The 14 stories that comprise "All Aunt Hagar's Children" are set in Washington, the city where Jones was raised and now lives. He opens with "In The Blink of God's Eye," the story of Ruth and Aubrey, a young couple in their late teens and recently married. Ruth does not always rest well in "godforsaken Washington" while Aubrey "always slept the sleep of a man not long out of boyhood." One night when Ruth was wakeful she went out in back where she found a baby tied in a bundle hanging from a tree limb. Thus, she thought Washington was "a city where they hung babies in night trees."
As is his wont Jones treats readers to the earlier lives of his characters, rendering them all the more accessible and sympathetic. This is especially true in "Resurrecting Methuselah" in which we meet Anita Channing who sits by the bedside of Bethany, her ill daughter. She sits in a wooden chair built a century and a half ago by a former slave. Anita's husband, Percival, is serving in Okinawa, where he spends much time with a prostitute, Sara Lee. When Percival discovers he has breast cancer he calls Anita and asks her to come to him. She reaches Honolulu, a stopover in her flight, where she has an opportunity to look back on her childhood and wonder what the future holds for herself and her child.
"All Aunt Hagar's Children" concludes with "Tapestry," another story of a young couple, Anne and George, marrying and leaving their rural roots behind.
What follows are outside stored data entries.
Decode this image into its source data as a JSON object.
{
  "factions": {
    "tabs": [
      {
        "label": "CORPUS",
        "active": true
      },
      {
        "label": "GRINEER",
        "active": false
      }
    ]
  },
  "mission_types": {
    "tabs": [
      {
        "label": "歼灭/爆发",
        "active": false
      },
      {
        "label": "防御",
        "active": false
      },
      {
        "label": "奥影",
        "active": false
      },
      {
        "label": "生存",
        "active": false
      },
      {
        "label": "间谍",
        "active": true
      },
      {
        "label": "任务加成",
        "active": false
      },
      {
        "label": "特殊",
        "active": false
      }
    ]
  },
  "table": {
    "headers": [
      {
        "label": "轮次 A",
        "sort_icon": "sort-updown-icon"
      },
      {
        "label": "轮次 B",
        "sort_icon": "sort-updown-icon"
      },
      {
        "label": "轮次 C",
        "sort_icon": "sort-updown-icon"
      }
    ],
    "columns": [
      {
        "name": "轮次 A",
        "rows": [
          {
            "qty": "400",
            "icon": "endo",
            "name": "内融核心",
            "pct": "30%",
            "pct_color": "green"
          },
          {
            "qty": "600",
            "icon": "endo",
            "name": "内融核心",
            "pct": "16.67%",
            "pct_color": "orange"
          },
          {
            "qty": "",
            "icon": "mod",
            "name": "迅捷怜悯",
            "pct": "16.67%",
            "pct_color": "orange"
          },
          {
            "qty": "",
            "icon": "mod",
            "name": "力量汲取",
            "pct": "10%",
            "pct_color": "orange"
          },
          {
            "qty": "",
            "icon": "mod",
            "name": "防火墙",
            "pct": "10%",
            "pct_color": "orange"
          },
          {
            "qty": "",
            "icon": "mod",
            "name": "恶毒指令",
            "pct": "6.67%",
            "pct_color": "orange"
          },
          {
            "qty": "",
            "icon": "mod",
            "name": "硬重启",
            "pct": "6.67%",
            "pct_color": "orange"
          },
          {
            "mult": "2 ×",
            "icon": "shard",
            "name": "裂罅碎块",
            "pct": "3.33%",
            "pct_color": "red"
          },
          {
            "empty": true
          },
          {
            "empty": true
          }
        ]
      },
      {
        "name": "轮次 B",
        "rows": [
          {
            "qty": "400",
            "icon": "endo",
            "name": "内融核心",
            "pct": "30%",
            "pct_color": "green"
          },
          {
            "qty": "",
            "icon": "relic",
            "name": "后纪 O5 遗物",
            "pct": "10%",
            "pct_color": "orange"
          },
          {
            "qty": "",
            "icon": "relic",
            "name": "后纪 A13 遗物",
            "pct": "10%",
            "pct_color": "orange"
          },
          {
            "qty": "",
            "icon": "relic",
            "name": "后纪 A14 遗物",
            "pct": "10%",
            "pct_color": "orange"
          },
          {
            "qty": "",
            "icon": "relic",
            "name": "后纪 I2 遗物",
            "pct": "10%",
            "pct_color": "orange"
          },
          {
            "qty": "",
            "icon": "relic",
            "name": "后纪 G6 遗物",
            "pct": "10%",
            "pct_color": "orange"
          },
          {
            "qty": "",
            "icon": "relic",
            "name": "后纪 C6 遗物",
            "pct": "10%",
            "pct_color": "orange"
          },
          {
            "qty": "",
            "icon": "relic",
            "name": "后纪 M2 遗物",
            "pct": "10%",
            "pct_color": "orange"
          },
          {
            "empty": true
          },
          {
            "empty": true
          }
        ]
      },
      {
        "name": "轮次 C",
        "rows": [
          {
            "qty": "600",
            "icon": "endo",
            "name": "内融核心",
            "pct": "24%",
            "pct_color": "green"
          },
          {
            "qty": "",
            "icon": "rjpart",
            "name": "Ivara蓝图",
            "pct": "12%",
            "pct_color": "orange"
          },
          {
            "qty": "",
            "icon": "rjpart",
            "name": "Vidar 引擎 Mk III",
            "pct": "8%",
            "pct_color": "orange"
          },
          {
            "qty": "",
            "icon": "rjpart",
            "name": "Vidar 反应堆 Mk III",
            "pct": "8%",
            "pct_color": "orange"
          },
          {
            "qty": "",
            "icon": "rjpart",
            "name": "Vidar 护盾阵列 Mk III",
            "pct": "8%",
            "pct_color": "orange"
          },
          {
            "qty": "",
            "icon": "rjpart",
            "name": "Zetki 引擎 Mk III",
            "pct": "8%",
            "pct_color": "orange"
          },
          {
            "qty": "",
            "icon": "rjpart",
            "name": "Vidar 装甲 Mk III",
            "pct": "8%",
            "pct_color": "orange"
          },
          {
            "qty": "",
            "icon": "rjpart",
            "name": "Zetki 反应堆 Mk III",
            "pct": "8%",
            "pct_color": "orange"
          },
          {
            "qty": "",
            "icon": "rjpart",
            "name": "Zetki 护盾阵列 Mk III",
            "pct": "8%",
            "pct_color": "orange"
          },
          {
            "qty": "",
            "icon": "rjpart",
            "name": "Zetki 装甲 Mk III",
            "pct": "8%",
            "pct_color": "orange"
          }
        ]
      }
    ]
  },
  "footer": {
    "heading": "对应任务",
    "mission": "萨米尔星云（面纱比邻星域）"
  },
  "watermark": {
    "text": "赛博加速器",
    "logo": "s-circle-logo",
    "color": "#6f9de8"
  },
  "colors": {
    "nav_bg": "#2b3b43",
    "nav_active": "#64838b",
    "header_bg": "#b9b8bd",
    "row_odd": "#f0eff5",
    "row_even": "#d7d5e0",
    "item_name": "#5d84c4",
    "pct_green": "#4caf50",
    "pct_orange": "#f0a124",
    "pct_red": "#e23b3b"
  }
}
George is a porter on a train, the train that carries them to Washington. As the train slows close to its destination Anne whispers, Mama, Papa, "I'm a long way from home."
For this reader that was the gist of all of these marvelous stories, people seeking a better life a long way from home.
Jones is such an incredibly gifted writer, his prose is succinct, true, impeccably crafted. Reading his work is not only a pleasure but a privilege as well.